Un fichier national et ses finalités
Le FIJAISV est un registre national géré par l'autorité judiciaire. Son objectif affiché est double : faciliter l'identification des personnes mises en cause ou condamnées pour des infractions sexuelles ou violentes, et prévenir les récidives. Il permet également, dans certains secteurs professionnels jugés sensibles, de vérifier qu'une personne n'est pas frappée d'une interdiction de travailler au contact de mineurs.
Les données enregistrées incluent l'identité de la personne, ses adresses successives ainsi que les éléments relatifs à la décision judiciaire ayant justifié son inscription. L'inscription n'est pas limitée aux seuls viols ou agressions sexuelles : la loi prévoit l'enregistrement pour un large éventail d'infractions sexuelles, mais aussi pour certaines infractions violentes particulièrement graves. Lorsque l'infraction est commise sur un mineur, l'inscription est particulièrement fréquente, même pour des faits qui, s'ils avaient été commis sur un adulte, n'auraient pas nécessairement entraîné les mêmes mesures.
Des durées de conservation variables
En septembre 2024, 111 000 personnes figuraient dans ce fichier, selon les données d'une proposition de loi examinée au Sénat en octobre 2024. Les personnes inscrites disposent d'un droit d'accès à leurs données et peuvent en demander la rectification ou, dans certains cas, l'effacement.
La durée de conservation des données varie. Pour les majeurs, elle est de trente ans pour les crimes et les délits punis d'au moins dix ans d'emprisonnement, et de vingt ans pour les autres cas. Pour les mineurs âgés de 13 à 18 ans, la durée est en principe de dix ans. Le délai court à partir de la notification de l'inscription ; si la personne est incarcérée, il débute à sa libération. L'inscription peut prendre fin de manière anticipée en cas de décès, de non-lieu, de relaxe ou d'acquittement.

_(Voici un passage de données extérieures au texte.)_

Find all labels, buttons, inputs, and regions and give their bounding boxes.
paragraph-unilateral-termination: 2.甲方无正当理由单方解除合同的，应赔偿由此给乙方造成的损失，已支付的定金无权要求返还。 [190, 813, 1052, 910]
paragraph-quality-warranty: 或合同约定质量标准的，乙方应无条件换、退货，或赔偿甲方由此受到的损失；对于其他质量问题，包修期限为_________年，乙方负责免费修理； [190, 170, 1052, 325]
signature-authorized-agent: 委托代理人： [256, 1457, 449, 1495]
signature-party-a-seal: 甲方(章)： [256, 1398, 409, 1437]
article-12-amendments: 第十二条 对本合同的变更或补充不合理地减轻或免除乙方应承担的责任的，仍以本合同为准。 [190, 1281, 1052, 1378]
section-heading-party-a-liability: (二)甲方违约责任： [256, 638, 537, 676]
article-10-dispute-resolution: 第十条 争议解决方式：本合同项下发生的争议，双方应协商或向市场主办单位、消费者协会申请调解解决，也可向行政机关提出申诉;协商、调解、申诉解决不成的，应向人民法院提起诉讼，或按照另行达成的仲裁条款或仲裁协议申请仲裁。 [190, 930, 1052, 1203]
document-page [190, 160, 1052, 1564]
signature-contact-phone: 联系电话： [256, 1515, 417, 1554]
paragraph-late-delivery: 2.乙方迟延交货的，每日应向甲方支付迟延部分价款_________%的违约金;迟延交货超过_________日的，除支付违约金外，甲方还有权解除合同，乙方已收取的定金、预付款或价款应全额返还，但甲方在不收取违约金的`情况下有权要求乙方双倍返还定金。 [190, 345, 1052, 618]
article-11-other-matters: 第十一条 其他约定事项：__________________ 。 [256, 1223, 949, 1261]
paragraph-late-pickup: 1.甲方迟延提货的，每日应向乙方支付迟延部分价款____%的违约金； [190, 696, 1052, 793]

Un accès strictement réservé
Contrairement à ce que certains réclament, le FIJAISV n'est pas accessible au public en France. Un particulier ne peut pas le consulter pour savoir si une personne y est inscrite. Seules certaines autorités et agents habilités peuvent y accéder : les magistrats, les officiers de police judiciaire dans le cadre d'enquêtes, ou encore les préfets.
Cette restriction est au cœur des critiques. La députée européenne Sarah Knafo (Reconquête) a proposé de s'inspirer de la législation américaine, notamment la « loi de Megan », pour créer en France un registre public des délinquants sexuels. Ce dispositif américain, né après le viol et le meurtre de la petite Megan Kanka (7 ans) par un voisin déjà condamné pour agressions sexuelles sur mineurs, permet aux autorités de notifier à la population la présence de pédocriminels dans un quartier. Pour Sarah Knafo, « la tragédie de Lyhanna doit nous conduire à un électrochoc » et faire évoluer la législation française.
Des questions sur l'efficacité et le respect de la vie privée
Le débat actuel oppose la protection des enfants et la prévention de la récidive à la nécessité de garantir la réinsertion et de respecter la vie privée des personnes condamnées. La publicité du fichier, si elle était adoptée, marquerait un basculement dans l'approche française du suivi des délinquants sexuels. Les discussions se poursuivent tant sur les bancs de l'Assemblée nationale que dans l'opinion publique, sans qu'aucune proposition de loi n'ait encore été inscrite à l'ordre du jour parlementaire.